Location: Turin, Italy
Subgenre: blackened doom metal/post-punk
The bill at Ponte del Diavolo’s record release show in Turin earlier this month is instructive about their place in the heavy music universe. Joining the band in celebration of De Venom Natura were Messa, the shapeshifting doom band led by powerhouse vocalist Sara Bianchin; Ottone Pesante, the so-called “brass metal” band centered on trumpet and trombone; and Nubivagant, the hypnotic solo trad/black metal project of Darvaza mainman Omega. You can hear bits and pieces of all those acts in Ponte del Diavolo’s wide-ranging sound, though they effortlessly fuse them into a sound that’s entirely their own. Sometimes, Ponte del Diavolo sound like a squiggly post-punk band with a serious mean streak; other times, they sound like a mysterious, esoteric black metal band with an unusual interest in synthesizers. On “Spirit, Blood, Poison, Ferment!”, they whip black metal guitar into a groovy, doomy churn while the commanding voice of frontwoman Erba del Diavolo leads the band in witchy ceremony. The song features trombone work from Ottone Pesante’s Francesco Bucci, whose pre-chorus part I can only describe as an evil fanfare. [From De Venom Natura, out now via Season of Mist.]
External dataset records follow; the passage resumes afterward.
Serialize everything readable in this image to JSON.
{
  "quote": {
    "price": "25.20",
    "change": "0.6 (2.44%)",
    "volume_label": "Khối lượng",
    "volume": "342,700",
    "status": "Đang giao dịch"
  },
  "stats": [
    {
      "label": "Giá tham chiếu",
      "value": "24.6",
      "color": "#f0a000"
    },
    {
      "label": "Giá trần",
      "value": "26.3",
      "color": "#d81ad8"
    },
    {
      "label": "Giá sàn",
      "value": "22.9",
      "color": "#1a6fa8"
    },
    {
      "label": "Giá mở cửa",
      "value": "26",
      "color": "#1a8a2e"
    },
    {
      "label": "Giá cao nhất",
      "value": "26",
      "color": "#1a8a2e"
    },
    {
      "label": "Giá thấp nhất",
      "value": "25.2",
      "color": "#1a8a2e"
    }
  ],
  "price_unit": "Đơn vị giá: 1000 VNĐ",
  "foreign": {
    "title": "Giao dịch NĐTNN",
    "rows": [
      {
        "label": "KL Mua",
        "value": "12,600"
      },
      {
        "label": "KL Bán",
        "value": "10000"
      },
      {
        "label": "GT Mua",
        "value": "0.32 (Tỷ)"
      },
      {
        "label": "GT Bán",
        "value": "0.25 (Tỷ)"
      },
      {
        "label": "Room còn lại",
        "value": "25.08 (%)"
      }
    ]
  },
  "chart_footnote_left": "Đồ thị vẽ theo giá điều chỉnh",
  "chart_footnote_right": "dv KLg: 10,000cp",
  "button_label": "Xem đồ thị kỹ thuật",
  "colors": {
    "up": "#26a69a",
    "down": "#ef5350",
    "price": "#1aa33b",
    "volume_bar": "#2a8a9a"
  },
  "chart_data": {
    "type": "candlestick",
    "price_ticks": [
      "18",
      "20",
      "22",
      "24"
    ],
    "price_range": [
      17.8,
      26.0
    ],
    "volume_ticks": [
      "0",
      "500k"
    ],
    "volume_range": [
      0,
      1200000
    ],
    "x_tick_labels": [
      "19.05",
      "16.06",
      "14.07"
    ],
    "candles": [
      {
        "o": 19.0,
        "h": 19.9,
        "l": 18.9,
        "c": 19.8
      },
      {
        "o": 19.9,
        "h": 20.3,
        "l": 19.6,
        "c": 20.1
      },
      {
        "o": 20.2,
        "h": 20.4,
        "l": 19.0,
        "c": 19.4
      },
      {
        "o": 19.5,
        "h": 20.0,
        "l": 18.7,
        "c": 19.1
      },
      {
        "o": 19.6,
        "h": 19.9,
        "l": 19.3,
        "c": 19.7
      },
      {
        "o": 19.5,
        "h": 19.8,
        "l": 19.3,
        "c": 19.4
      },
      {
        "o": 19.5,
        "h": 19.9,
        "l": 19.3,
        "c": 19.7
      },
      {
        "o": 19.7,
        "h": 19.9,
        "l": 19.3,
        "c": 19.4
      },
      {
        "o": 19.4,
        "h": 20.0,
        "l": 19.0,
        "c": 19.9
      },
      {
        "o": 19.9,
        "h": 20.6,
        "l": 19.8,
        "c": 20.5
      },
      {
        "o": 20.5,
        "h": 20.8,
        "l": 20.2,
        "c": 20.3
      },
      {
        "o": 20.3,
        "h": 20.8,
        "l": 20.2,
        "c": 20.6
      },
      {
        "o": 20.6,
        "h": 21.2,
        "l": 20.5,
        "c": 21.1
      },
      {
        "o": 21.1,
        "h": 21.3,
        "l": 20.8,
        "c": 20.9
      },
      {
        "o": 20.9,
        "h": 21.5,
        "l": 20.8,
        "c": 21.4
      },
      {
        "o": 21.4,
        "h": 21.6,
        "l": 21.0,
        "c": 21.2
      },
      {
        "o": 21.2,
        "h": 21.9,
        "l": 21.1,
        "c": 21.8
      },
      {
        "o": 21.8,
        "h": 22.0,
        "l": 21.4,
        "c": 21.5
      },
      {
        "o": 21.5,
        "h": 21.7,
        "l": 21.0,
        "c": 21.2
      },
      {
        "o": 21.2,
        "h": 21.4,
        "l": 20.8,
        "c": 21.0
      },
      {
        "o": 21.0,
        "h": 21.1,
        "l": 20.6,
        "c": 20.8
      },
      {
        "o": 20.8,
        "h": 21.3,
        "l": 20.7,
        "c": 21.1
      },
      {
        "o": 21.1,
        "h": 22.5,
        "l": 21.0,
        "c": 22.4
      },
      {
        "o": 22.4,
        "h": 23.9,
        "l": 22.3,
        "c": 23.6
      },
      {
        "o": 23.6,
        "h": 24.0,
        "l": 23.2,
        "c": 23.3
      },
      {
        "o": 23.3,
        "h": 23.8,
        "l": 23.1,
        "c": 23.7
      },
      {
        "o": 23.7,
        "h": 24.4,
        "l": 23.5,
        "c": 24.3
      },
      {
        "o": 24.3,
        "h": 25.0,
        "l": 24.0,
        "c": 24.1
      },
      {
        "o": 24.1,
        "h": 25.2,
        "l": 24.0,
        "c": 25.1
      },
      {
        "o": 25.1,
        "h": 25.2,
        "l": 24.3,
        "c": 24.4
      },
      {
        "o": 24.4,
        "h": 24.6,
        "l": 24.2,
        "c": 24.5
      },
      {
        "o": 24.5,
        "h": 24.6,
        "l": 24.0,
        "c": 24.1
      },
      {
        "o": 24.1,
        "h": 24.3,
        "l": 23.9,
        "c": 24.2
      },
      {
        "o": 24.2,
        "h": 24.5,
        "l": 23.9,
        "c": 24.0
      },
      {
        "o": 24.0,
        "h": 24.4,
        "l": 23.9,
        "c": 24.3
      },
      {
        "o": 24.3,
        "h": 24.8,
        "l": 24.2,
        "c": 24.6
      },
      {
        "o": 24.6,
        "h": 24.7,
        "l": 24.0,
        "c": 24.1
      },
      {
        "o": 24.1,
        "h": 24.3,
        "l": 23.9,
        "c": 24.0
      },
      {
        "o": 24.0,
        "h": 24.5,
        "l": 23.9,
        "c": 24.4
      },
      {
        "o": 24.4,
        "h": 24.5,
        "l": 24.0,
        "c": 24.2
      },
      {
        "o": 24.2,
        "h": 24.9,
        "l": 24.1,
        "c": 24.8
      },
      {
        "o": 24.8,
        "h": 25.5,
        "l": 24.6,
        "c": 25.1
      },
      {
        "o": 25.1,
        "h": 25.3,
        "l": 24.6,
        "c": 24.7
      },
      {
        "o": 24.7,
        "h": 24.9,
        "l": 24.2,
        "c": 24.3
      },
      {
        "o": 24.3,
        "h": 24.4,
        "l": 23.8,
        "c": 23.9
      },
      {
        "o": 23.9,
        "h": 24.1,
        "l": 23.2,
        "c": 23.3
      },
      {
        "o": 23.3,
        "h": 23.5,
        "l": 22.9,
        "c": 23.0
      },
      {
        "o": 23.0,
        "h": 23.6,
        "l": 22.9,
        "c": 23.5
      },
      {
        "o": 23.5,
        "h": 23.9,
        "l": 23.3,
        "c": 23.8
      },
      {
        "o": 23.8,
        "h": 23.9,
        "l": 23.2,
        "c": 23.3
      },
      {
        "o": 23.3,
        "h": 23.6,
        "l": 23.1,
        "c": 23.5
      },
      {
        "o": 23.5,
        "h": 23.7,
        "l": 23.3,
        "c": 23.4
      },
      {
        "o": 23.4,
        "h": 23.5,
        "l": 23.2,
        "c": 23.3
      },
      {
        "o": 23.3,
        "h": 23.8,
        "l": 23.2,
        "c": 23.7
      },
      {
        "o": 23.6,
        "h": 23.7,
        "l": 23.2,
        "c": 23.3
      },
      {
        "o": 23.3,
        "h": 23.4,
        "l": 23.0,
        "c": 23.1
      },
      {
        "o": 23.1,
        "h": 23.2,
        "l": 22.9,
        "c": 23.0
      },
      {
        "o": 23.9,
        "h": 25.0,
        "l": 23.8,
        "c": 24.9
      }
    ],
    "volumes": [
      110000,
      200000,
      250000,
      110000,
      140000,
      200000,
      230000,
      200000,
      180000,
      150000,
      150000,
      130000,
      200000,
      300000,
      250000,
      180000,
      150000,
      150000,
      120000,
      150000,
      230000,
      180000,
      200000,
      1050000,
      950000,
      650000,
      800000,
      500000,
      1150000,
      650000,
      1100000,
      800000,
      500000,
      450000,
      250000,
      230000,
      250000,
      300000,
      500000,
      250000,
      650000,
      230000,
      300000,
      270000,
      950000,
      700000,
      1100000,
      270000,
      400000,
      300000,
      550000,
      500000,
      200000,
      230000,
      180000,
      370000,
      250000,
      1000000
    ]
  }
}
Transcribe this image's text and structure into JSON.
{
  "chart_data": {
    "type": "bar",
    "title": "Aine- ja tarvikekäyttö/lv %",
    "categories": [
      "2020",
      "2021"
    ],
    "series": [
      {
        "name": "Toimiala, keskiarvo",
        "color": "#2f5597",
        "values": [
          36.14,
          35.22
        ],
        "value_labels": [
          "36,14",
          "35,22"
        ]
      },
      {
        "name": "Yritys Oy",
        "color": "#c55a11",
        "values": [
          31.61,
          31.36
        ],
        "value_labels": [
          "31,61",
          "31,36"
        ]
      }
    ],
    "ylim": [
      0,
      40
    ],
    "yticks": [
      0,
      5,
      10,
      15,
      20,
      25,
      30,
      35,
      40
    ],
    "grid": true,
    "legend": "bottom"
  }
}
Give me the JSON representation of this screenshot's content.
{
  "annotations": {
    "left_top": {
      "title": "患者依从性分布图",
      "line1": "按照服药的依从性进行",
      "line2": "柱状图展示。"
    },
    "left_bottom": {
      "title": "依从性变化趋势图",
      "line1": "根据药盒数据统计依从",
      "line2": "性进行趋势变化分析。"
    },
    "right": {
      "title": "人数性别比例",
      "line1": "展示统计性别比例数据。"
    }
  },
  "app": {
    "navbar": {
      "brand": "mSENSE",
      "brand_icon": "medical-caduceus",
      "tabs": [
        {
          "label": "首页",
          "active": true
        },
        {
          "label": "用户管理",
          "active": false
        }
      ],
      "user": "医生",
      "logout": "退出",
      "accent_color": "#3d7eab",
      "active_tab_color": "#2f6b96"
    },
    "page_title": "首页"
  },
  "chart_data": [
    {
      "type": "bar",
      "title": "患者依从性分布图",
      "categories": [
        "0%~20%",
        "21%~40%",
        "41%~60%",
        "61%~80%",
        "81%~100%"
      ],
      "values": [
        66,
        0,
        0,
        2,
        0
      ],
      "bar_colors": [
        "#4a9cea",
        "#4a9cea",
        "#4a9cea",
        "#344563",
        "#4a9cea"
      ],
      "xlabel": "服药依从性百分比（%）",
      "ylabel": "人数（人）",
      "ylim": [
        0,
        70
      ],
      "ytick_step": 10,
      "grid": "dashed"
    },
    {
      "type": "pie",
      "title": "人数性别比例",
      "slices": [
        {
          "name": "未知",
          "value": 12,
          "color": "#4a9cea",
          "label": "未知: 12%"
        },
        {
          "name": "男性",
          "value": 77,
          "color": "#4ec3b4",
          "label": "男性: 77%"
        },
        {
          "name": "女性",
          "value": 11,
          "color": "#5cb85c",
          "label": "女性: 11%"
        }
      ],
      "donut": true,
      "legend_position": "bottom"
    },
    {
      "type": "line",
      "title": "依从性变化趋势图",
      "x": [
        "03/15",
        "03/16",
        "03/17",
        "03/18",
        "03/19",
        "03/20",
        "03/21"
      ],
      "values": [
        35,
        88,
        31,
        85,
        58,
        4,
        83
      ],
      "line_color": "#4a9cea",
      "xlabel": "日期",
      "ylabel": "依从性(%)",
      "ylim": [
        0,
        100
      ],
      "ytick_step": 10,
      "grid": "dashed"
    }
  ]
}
Location: Miami, Florida / Longueuil, Canada
Subgenre: symphonic black/doom metal
Worm guitarist Wroth Septentrion: “Originally, the song started with just the acoustic part, the part that comes in after the intro. But then, Phantom [Slaughter] was like, ‘We need a more dramatic entrance.’ And then he came up with another part that we made it fit before this part. And that part, when we came up with it, we decided, ‘Oh, you know what? We’re gonna bring it back at the end of the song, too.’ So there’s four movements in the song. Originally, there were two. It came from the idea that we need to make this entrance more dramatic, more grandiose and dark. The song needed this, and at the end of it, we noticed, ‘Oh, it’s 10 minutes.’ But it wasn’t our goal to make it 10 minutes. Our goal was to make the song hit more, make it more cinematic. There was no cap on the length, and let’s say the label wasn’t too happy about that at first. [Laughs] But that’s the thing. Sometimes you can’t put a cap on creativity. You’ve got to just let it flow.” [From Necropalace, out now via Century Media Records.]